Dégustez les plus exquises pièces baroques servies par l’un des meilleurs ensembles baroques au monde, le Tafelmusik Baroque Orchestra. À travers son festin à saveur universelle, retrouvez en plat, les solistes de l’orchestre. Cet album est assurément un plat de résistance pour tout auditeur.

Handel: L’arrivée de la reine de Saba, tirée de Solomon

Parmi la vaste production de George Frideric Handel (1685-1759), on compte plusieurs « grands succès »: la Water Music, le Messie, quelques airs d’opéra célèbres ainsi que l’entraînante sinfonia orchestrale qui annonce l’arrivée de la reine de Saba dans l’oratorio Solomon. Handel a emprunté le thème de la sinfonia à un air de l’opéra Numitore de Giovanni Porta. C’est cependant l’exubérance toute handélienne avec laquelle il présente le matériau qui rend cette sinfonia de loin plus mémorable que son modèle.

Handel: Concerto pour harpe en si bémol majeur

Le Concerto pour harpe en si bémol majeur faisait partie de la première, en février 1736, du Alexander’s Feast de Handel, d’après l’Ode à sainte Cécile de Dryden.

L’histoire qui entoure le concerto est curieuse: la partition autographe de Handel porte l’inscription « Concerto per la Harpa »; une partie de continuo d’orgue manuscrite est marquée « Concerto per il Liuto et l’Harpa »; et un livret d’époque en parle comme d’un concerto pour « the Harp, Lute, Lyricord, and other Instruments », le lyricord ayant été un instrument à clavier avec de grandes roues giratoires qui frottaient sur les cordes, telle une vièle à roue. L’éditeur londonien John Walsh a inclus l’œuvre dans sa publication de 1738 des Six Concertos d’orgue, op.4, désignant l’orgue pour la partie soliste, sans que celle-ci diffère autrement de l’autographe pour la harpe. S’il y avait eu à l’origine des parties solistes pour le luth et/ou le lyrichord dans le concerto, elles n’ont pas survécu. L’œuvre, néanmoins, demeure parfaitement charmante, peu importe l’instrument qui puisse la jouer.

Purcell: Suite tirée d’Abdelazar

Les Anglais se sont rués sur les théâtres londoniens lorsqu’ils ont réouverts après la Restauration. D’anciennes pièces de Shakespeare, Beaumont et Fletcher ont été « rafraîchies » et le répertoire a fini par être augmenté d’œuvres de nouveaux auteurs. On a graduellement agrémenté les pièces avec de la musique, de la danse et des divertissements.

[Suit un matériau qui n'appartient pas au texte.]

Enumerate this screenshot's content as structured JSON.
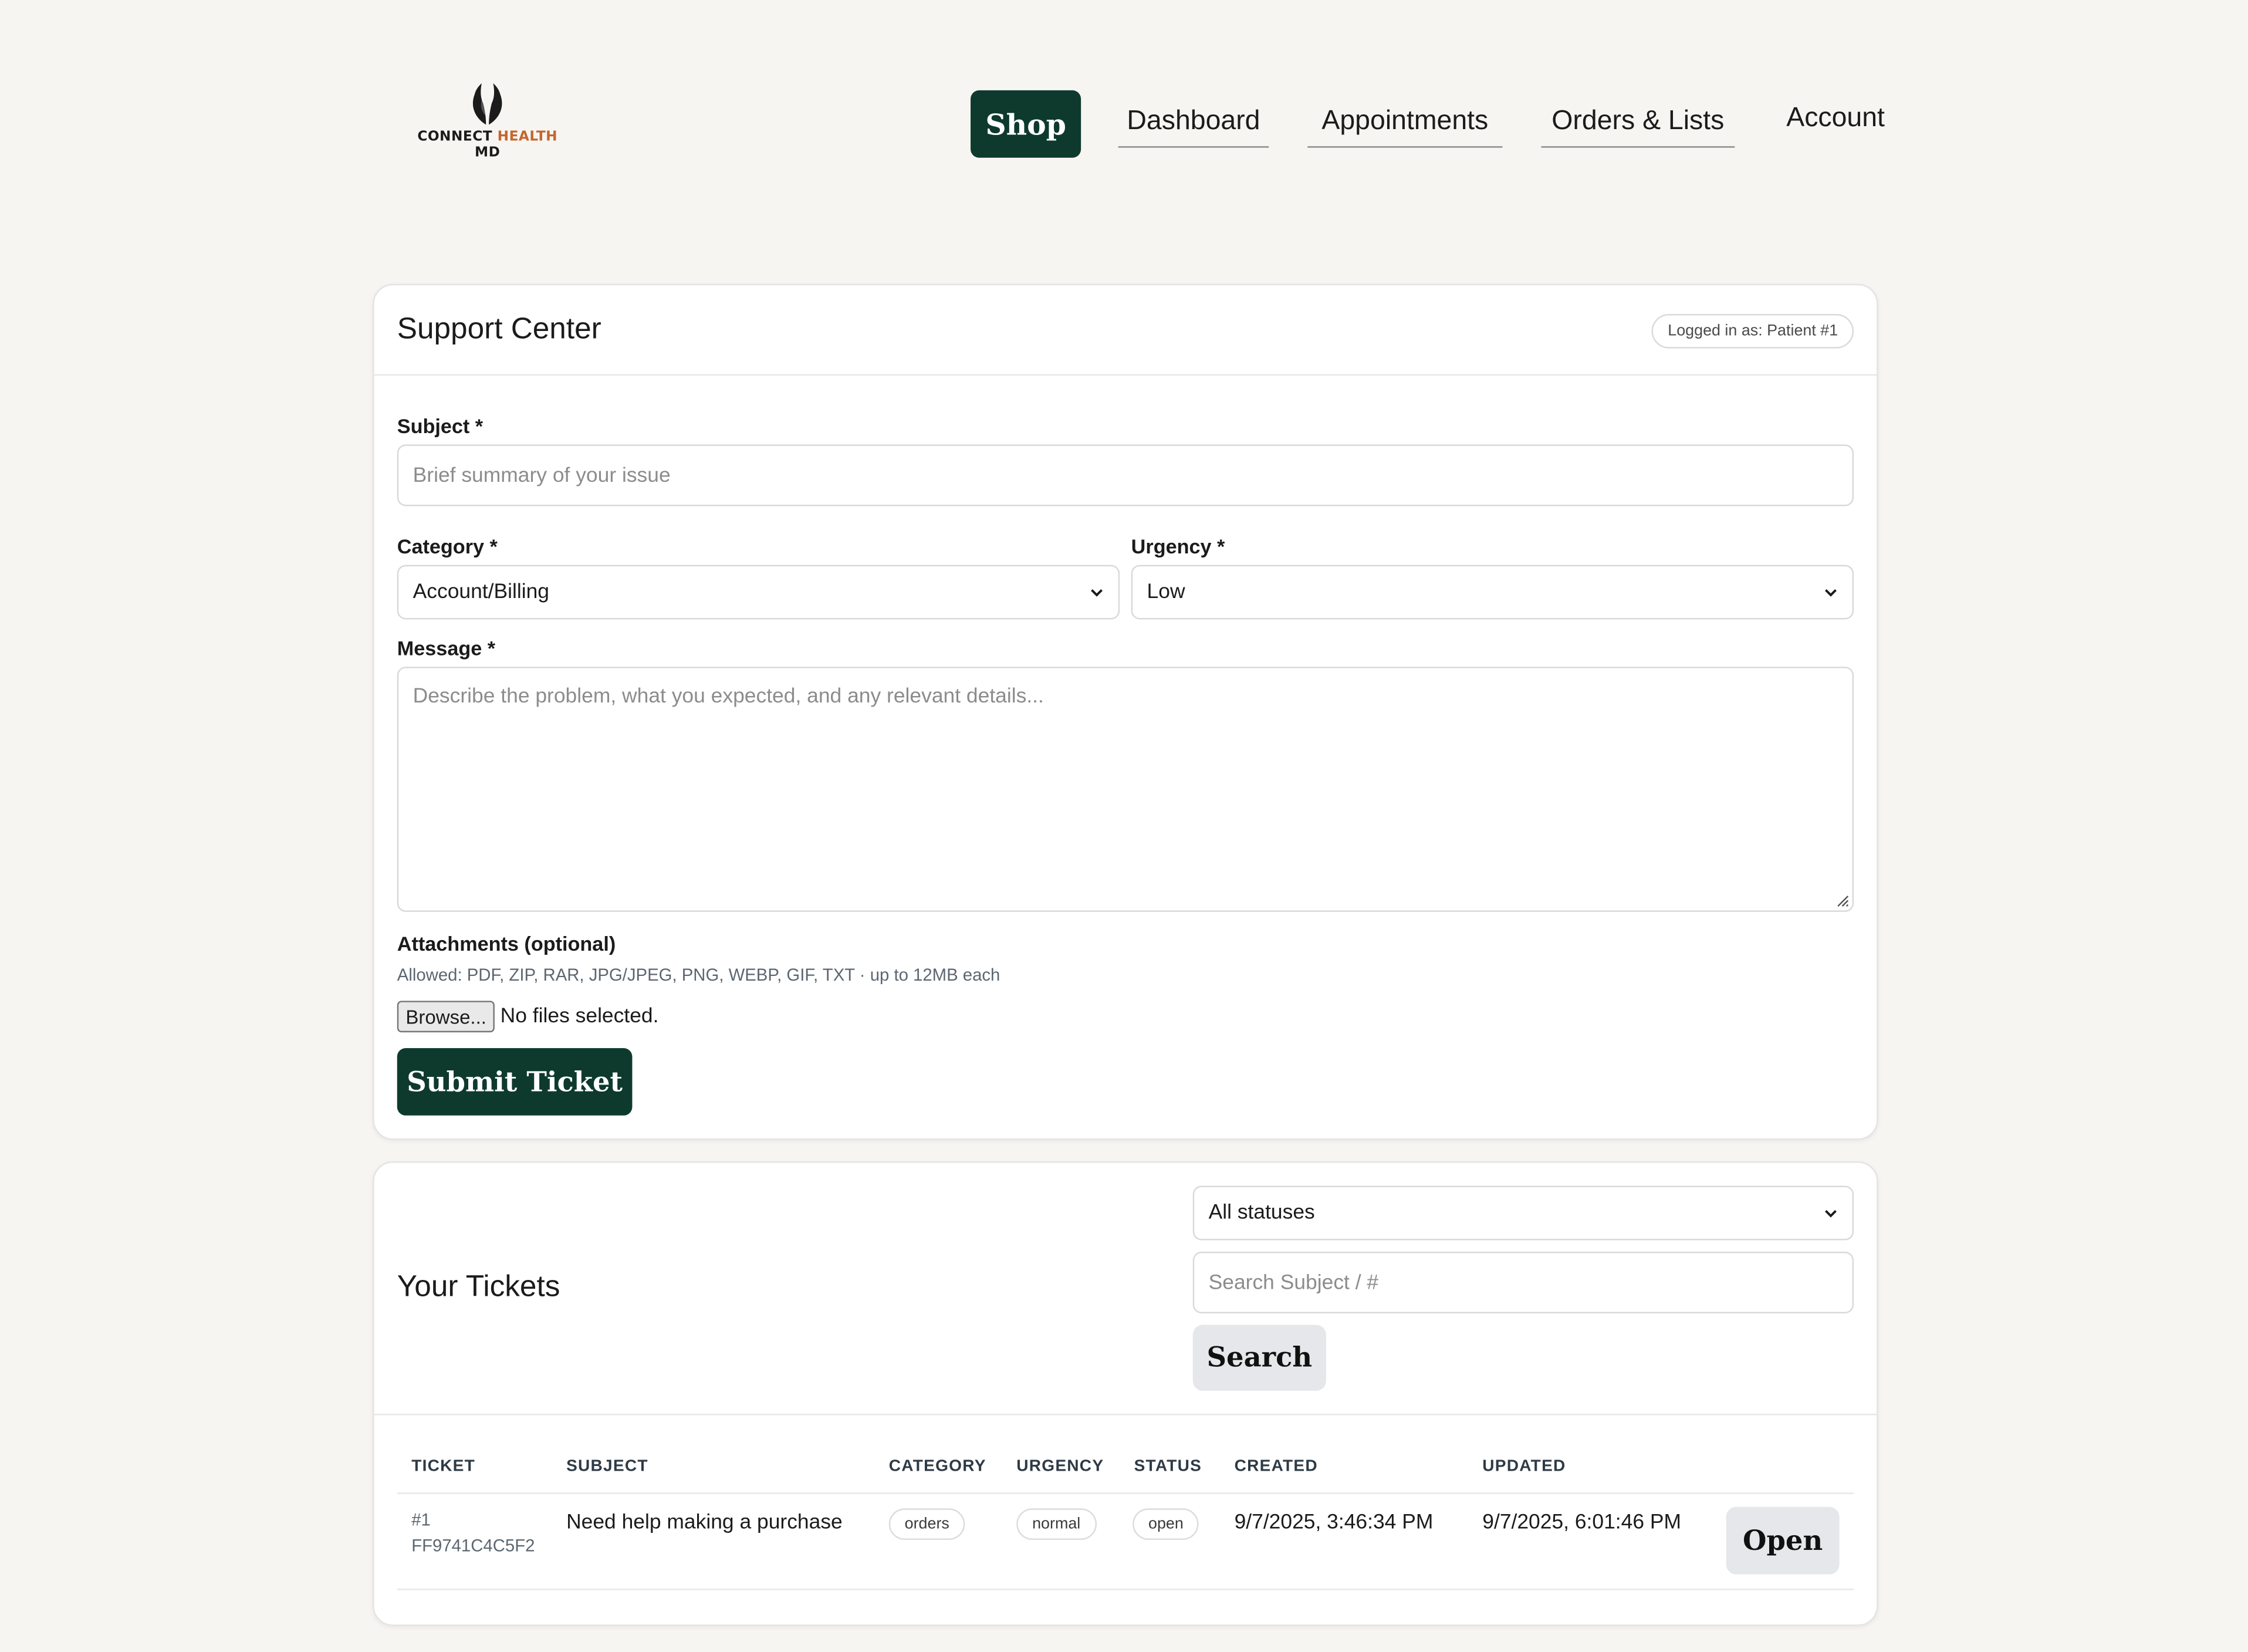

Henry Purcell (1659-1695) a fourni de la musique à foison pour des pièces de théâtre. Dans bien des cas, comme dans Abdelazar, sa musique de scène était presque à ranger parmi les accessoires: musiques pour le lever du rideau ou pour les changements de décor, et à l’occasion, des danses et de la musique d’ambiance. La musique de Purcell pour le théâtre était immensément populaire, comme le montre un recueil posthume de ses « Ayres for the Theatre » arrangé pour les instruments, publié en 1697. La suite tirée d’Abdelazar provient de ce recueil; elle avait été écrite par Purcell en 1695 pour la reprise d’une tragédie de Mrs. Aphra Behn sous-titrée « La vengeance du Maur ».

Vivaldi: Concerto pour deux violoncelles en sol mineur, RV 531

Antonio Vivaldi (1678-1741) a été pendant presque quarante ans professeur de violon et directeur d’orchestre à l’Ospedale della Pietà à Venise, un orphelinat pour filles où les élèves recevaient une instruction musicale approfondie.

L’une des principales obligations de Vivaldi était de fournir à chaque mois plusieurs concertos qu’interpréterait le célèbre orchestre de la Pietà. Bien que la plupart de ses 400 concertos qui nous soient parvenus mettent à l’honneur le violon, la demande constante pour des concertos nouveaux et originaux a inspiré à Vivaldi d’écrire pour des instruments qui n’avaient pas d’habitude un rôle de soliste au sein de l’orchestre.

Parmi ce répertoire, on compte par exemple vingt-sept concertos pour le violoncelle, un instrument auquel on assignait jusqu’alors un rôle principalement de soutien dans l’orchestre. Le Concerto pour deux violoncelles en sol mineur est unique dans la production de Vivaldi, ainsi que dans tout le répertoire baroque.

Bach: Sinfonia en ré majeur de la Cantate 42

La Sinfonia de la Cantate 42 de Jean-Sébastien Bach (1685-1750), « Am Abend aber desselbigen Sabbats » requiert deux hautbois, basson et cordes. La cantate a été jouée pour la première fois le 8 avril 1725, à Leipzig. La sinfonia est écrite à la manière d’un concerto grosso, les vents assumant les rôles de solistes. Bien que Bach ait souvent fait appel au matériau de ses sinfonias de cantates pour la composition de ses concertos, et réciproquement, il n’y a aucune autre version de cette sinfonia qui subsiste.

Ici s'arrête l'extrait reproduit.